Меня разбирает смех.
— Она никогда не закончится. Сейчас свергли короля — но через год-другой на трон взойдет новый.
— И что будет?
— Я же рассказывала. Бонапарт захватит власть. Провозгласит себя императором. Ну и дальше — то, против чего вы тут всю дорогу выступали. Он втянет весь мир в войну и натворит кучу бед в масштабах мировой истории.
— Вообще-то я спрашивал про мальчика.
Я отвожу взгляд.
— Если ты все знаешь, скажи мне, что с ним будет.
— Он умрет, — тихо отвечаю я.
Амадей горько хмыкает.
— Так зачем ради него рисковать? Какой в этом прок?
Я не знаю, что ему ответить. Он продолжает:
— Ты безумица. Возможно, и впрямь ударилась головой. А возможно, всегда была безумна, я не знаю. Но я точно знаю одно: ты должна прекратить свои фортели. Потому что в следующий раз тебя застрелят. — Поколебавшись, он добавляет: — И то, что ты делаешь по ночам, тоже следует прекратить.
— А что я делаю по ночам? Храплю, что ли?
Он ударяет кулаком по столу так, что я вздрагиваю.
— Это не смешно! — кричит он. — За твою голову назначена награда! Генерал Бонапарт хочет твоей смерти! Прекрати запускать фейерверки, иначе тебе конец.
— Постой-ка, — говорю я и начинаю смеяться. — Амадей, ты что, решил, что я — Зеленый Призрак?
Он отвечает не сразу. Просто смотрит на меня. А потом, после долгого молчания, говорит:
— А почему, по-твоему, я тебе помог? Приютил, не оставил на улице, где тебя могли поймать? Я понял, кто ты, еще в катакомбах. По ключу, который ты носишь на шее. На нем инициал «L». Это значит — Луи. Сирота из башни. Это ведь ради него ты устраиваешь фейерверки?

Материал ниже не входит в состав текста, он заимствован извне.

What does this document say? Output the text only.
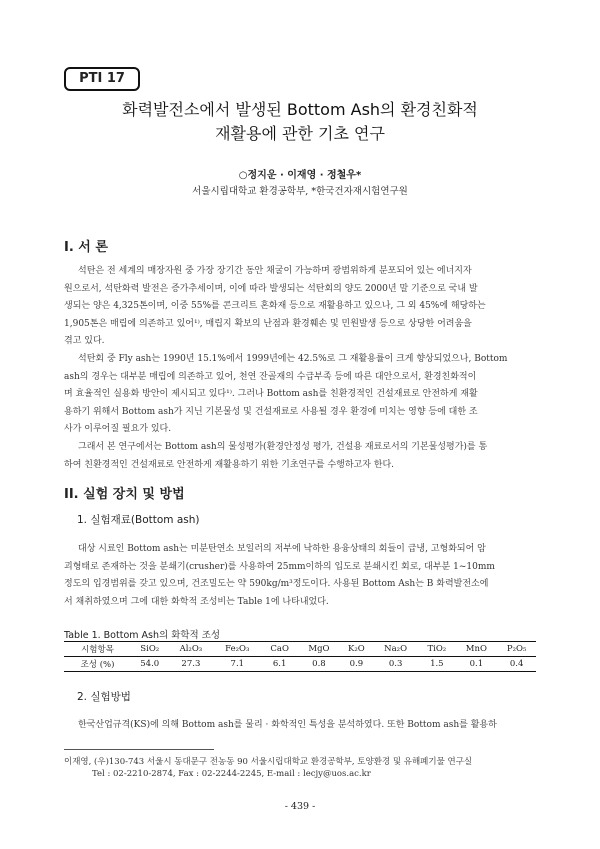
PTI 17
화력발전소에서 발생된 Bottom Ash의 환경친화적
재활용에 관한 기초 연구
○정지운 · 이재영 · 정철우*
서울시립대학교 환경공학부, *한국건자재시험연구원
I. 서 론
석탄은 전 세계의 매장자원 중 가장 장기간 동안 채굴이 가능하며 광범위하게 분포되어 있는 에너지자
원으로서, 석탄화력 발전은 증가추세이며, 이에 따라 발생되는 석탄회의 양도 2000년 말 기준으로 국내 발
생되는 양은 4,325톤이며, 이중 55%를 콘크리트 혼화재 등으로 재활용하고 있으나, 그 외 45%에 해당하는
1,905톤은 매립에 의존하고 있어¹⁾, 매립지 확보의 난점과 환경훼손 및 민원발생 등으로 상당한 어려움을
겪고 있다.
석탄회 중 Fly ash는 1990년 15.1%에서 1999년에는 42.5%로 그 재활용률이 크게 향상되었으나, Bottom
ash의 경우는 대부분 매립에 의존하고 있어, 천연 잔골재의 수급부족 등에 따른 대안으로서, 환경친화적이
며 효율적인 실용화 방안이 제시되고 있다¹⁾. 그러나 Bottom ash를 친환경적인 건설재료로 안전하게 재활
용하기 위해서 Bottom ash가 지닌 기본물성 및 건설재료로 사용될 경우 환경에 미치는 영향 등에 대한 조
사가 이루어질 필요가 있다.
그래서 본 연구에서는 Bottom ash의 물성평가(환경안정성 평가, 건설용 재료로서의 기본물성평가)를 통
하여 친환경적인 건설재료로 안전하게 재활용하기 위한 기초연구를 수행하고자 한다.
II. 실험 장치 및 방법
1. 실험재료(Bottom ash)
대상 시료인 Bottom ash는 미분탄연소 보일러의 저부에 낙하한 용융상태의 회들이 급냉, 고형화되어 암
괴형태로 존재하는 것을 분쇄기(crusher)를 사용하여 25mm이하의 입도로 분쇄시킨 회로, 대부분 1~10mm
정도의 입경범위를 갖고 있으며, 건조밀도는 약 590kg/m³정도이다. 사용된 Bottom Ash는 B 화력발전소에
서 채취하였으며 그에 대한 화학적 조성비는 Table 1에 나타내었다.
Table 1. Bottom Ash의 화학적 조성
시험항목	SiO₂	Al₂O₃	Fe₂O₃	CaO	MgO	K₂O	Na₂O	TiO₂	MnO	P₂O₅
조성 (%)	54.0	27.3	7.1	6.1	0.8	0.9	0.3	1.5	0.1	0.4
2. 실험방법
한국산업규격(KS)에 의해 Bottom ash를 물리 · 화학적인 특성을 분석하였다. 또한 Bottom ash를 활용하
이재영, (우)130-743 서울시 동대문구 전농동 90 서울시립대학교 환경공학부, 토양환경 및 유해폐기물 연구실
Tel : 02-2210-2874, Fax : 02-2244-2245, E-mail : lecjy@uos.ac.kr
- 439 -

— Нет, Амадей, ты ошибся — я не…
Он не дает мне договорить.
— А потом эта выходка у Тампля. Если у меня и были сомнения, сегодняшний твой поступок их похоронил. Ты — Зеленый Призрак. Я в этом убедился. Ты рискуешь жизнью ради этого мальчика. Ты озаряешь небо — хочешь, чтобы он знал, что о нем помнят.
— Слушай, я не Зеленый Призрак. Клянусь, я не он.
Амадей смотрит на меня с укоризной и качает головой. Затем откладывает гитару в сторону и подходит к каминной полке, где стоит деревянная шкатулка. Он что-то достает из нее и кладет на стол передо мной. Это два миниатюрных портрета в одной черной рамке: мужчина и женщина с благородными лицами, у каждого роза в руке. Я их уже видела на той картине, что висит в его музее возле Булонского леса. Там на табличке было написано, что на миниатюрах — предположительно сам Амадей и его невеста, но теперь, разглядывая тонкие горделивые черты, я начинаю в этом сомневаться.
— Кто они? — спрашиваю я.
— Герцог и герцогиня Овернские. Мои родители.
— Амадей, так ты дворянин?
Он кивает. Я потрясена.
— В книгах про это ничего нет. Известно только, что ты приехал в Париж в тысяча семьсот девяносто четвертом.
— Не знаю, что за книги, но это правда, я перебрался сюда в девяносто четвертом. Мне больше некуда было деться.
Вернувшись за стол, он рассказывает, как жил с родителями в старинном шато в Оверни. Там было очень красиво. Он рос счастливым ребенком. Его мать и отец любили музыку и нанимали ему лучших учителей, так что он с ранних лет обучался игре на пианино, на скрипке и на гитаре. У него обнаружился талант, и к восьми годам он уже сам сочинял музыку. Родители мечтали отправить его в Вену, как только ему исполнится четырнадцать, осенью тысяча семьсот восемьдесят девятого.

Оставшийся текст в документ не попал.